The IMF has raised its forecast for global growth for the first time in six years. The forecast is based on a stronger China, which this week reported that its economy grew at an annual rate of 6.9 per cent in the first quarter, and improving economies in Japan and Europe. The IMF predicts a 3.5 per cent global growth in gross domestic product this year.

In China, steel companies gave a mixed reaction when President Donald Trump launched a national security investigation that could lead to tariffs on steel imports this Friday. If implemented, it would be his first act of significant protectionism.

In emerging markets, Mr. Erdogan claimed victory in last Sunday’s constitutional referendum to boost his powers as Turkey’s president. He secured the victory with 51.3 per cent of people voting yes nationwide. Mr. Erdogan has long been opposed by Turkey’s liberals and secularists and this has added to the political divide in the country.

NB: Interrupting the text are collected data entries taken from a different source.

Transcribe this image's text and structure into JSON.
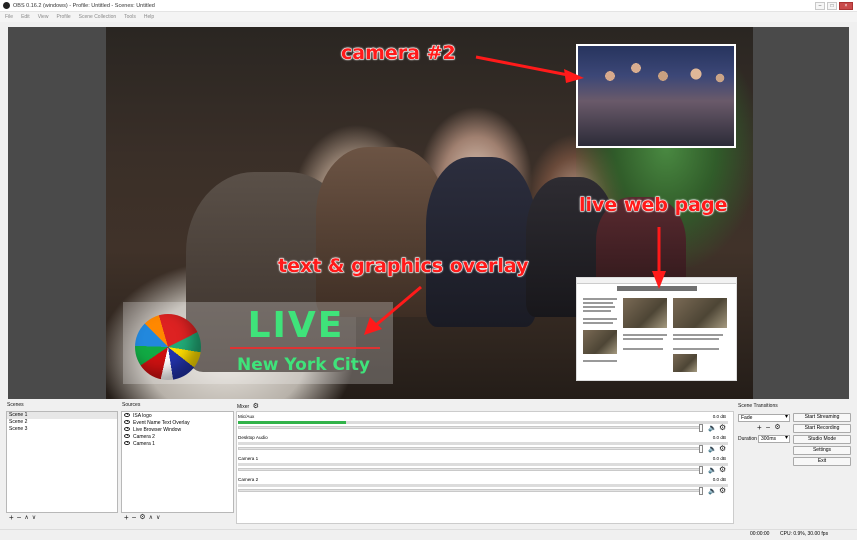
{
  "window": {
    "title": "OBS 0.16.2 (windows) - Profile: Untitled - Scenes: Untitled",
    "min_icon": "minimize-icon",
    "max_icon": "maximize-icon",
    "close_icon": "close-icon"
  },
  "menu": [
    "File",
    "Edit",
    "View",
    "Profile",
    "Scene Collection",
    "Tools",
    "Help"
  ],
  "preview": {
    "annotations": {
      "camera2": "camera #2",
      "webpage": "live web page",
      "overlay": "text & graphics overlay"
    },
    "overlay_live": "LIVE",
    "overlay_city": "New York City",
    "annotation_color": "#ff1a1a",
    "overlay_text_color": "#3fe37a"
  },
  "scenes": {
    "label": "Scenes",
    "items": [
      "Scene 1",
      "Scene 2",
      "Scene 3"
    ],
    "selected": "Scene 1"
  },
  "sources": {
    "label": "Sources",
    "items": [
      "ISA logo",
      "Event Name Text Overlay",
      "Live Browser Window",
      "Camera 2",
      "Camera 1"
    ]
  },
  "mixer": {
    "label": "Mixer",
    "tracks": [
      {
        "name": "Mic/Aux",
        "db": "0.0 dB",
        "level": 0.22
      },
      {
        "name": "Desktop Audio",
        "db": "0.0 dB",
        "level": 0
      },
      {
        "name": "Camera 1",
        "db": "0.0 dB",
        "level": 0
      },
      {
        "name": "Camera 2",
        "db": "0.0 dB",
        "level": 0
      }
    ]
  },
  "transitions": {
    "label": "Scene Transitions",
    "selected": "Fade",
    "duration_label": "Duration",
    "duration_value": "300ms"
  },
  "controls": {
    "start_streaming": "Start Streaming",
    "start_recording": "Start Recording",
    "studio_mode": "Studio Mode",
    "settings": "Settings",
    "exit": "Exit"
  },
  "status": {
    "time": "00:00:00",
    "cpu": "CPU: 0.9%, 30.00 fps"
  }
}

In Canada, Consumer prices were up 1.6 per cent year-on-year in March, compared with a rise of 2 per cent in the previous month, and expectations of 1.8 per cent. The Canadian dollar was down by 0.17 per cent against the buck at C$1.3492 at the time of the news.

In other news, ratings agency S&P has downgraded El Salvador’s sovereign credit rating to “selective default” after the government missed payments related to its pension debts. The government missed $28.8m worth of payments due between April 7 and April 10. In Pakistan, courts on Thursday gave a verdict that there was insufficient evidence to remove Nawaz Sharif from office, who was on trial for corruption charges.

Tokyo’s Topix added 1.1 per cent to close at 1488.58 amidst news of the exports-sensitive benchmark boosted by the dollar moving back above ¥109. Gold, which hit a five-month high of $1,295 amidst political uncertainty in the Middle East and North Korea, was up $3 at $1,284.